Let’s rewind a couple days, way back to when Donovan McNabb hadn’t been traded to a division rival for spare parts and the iPad was still sitting innocently in some Best Buy storeroom. Back to that glorious April 1 when the Blazers summarily annihilated by the Nuggets in Denver, allowing 52 points in the paint and 18 fast-break points.

As you’re about to see, 10 of those transition baskets occurred in the third quarter. The Blazers began that quarter down one and left it down 11. As we’ve discussed, the defense wasn’t nearly what it was the week prior against Dallas — a game which we’ll be using as a loose barometer for the defense required for meaningful postseason success.

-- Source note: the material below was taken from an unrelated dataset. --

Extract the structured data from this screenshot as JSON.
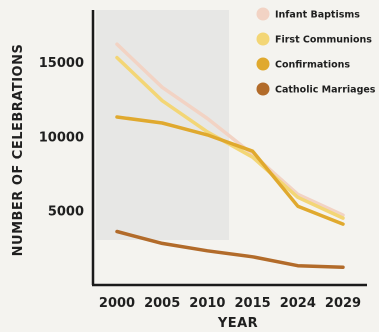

But upon second viewing, the half-court defense was better than I initially gave it credit for. The rotations were still stilted, but satisfactory to some degree (given the opponent).

Yes, the 52 paint points stick out, but if you remove the 17 Denver points off layups and dunks gained in transition sequences in the following video, that’s just 35 points in the middle. In other words, had the Blazers allowed fewer points off running plays, their overall defensive effort was very manageable — at least before we get into their 41 percent shooting. The following ten plays could not have all been classified as fast-breaks in the box score, but they all represent my definition of transition opportunities.

(Note: The off-center-ness of the video is what happens when you count on coffee to fix morning eyes.)

Assuming by now that you’ve slapped your forehead and thought about screaming the word “TURNOVERS” but didn’t because you’re at work and that’s frowned upon, you clearly would have had a point. The Blazers committed just 11 turnovers in the game, but five of them resulted in the easy buckets you see here, the giveaways ranging from poor ball handling to poor passing to Jerryd Bayless.

Those turnovers represent Portland’s issues in this game in their simplest form. Two more breaks were allowed by missed jumpers, which will happen sometimes especially from the corner three bouncing long. But another two breaks were made possible by missed layups. If you think about that for a second, other than the layup misser, four Blazers should be in position to get back on defense in the event of such a short missed shot. You can still get beat by a good outlet pass, but you can’t consistently be overwhelmed by numbers in those situations.

Not that the manner in which Portland handled the fast breaks was appalling. In only three of the plays did the Blazers get beat because of their own poor defensive rotations and recognition. Unfortunately, in three others we can mark at least one Portland player down for not going all out in chasing the play when they had a chance to alter the situation. In all, the Blazers had poor odds — 2-on-1’s or 3-on-1’s — on seven of the breaks, meaning that their actual defense of the plays wasn’t nearly as important in how their offense allowed the break to develop.

On the plus side, we can mark the Blazers down for full-on sprinting back twice, the more notable being Nic Batum (don’t act surprised) missing a corner three and being the only Blazer to sprint back and almost make a play on Carmelo Anthony’s layup.

In the grand scheme of things, are the problems shown in this game going to affect the Blazers in the playoffs? Yes and no. It’s not often that such a high percentage of your turnovers become high probability plays for the other team in the open court. The Blazers manage the second-lowest turnover percentage in the league (.121) with the fourth-highest offensive rebounding percentage (.284), a combination that not many teams are able to pull off and certainly not an indicator of larger problems. But while Portland allows the second fewest fast-break points per game (11.2), five of the Western Conference playoff teams — minus the Lakers and San Antonio — are in the top eleven in transition scoring while being arguably better at running than some of the loosey-goosey teams above them due to better efficiency.

It all boils down to there being plenty of teams that will destroy the Blazers if you are giving up the ball in the backcourt and not sending anyone back on shots. The Blazers are capable of playing better defense, but if their offense is putting the D at a heavy disadvantage 10 possessions a game, then they will need star games from Brandon Roy and LaMarcus Aldridge offensively to make up for it. Against Denver, that didn’t happen.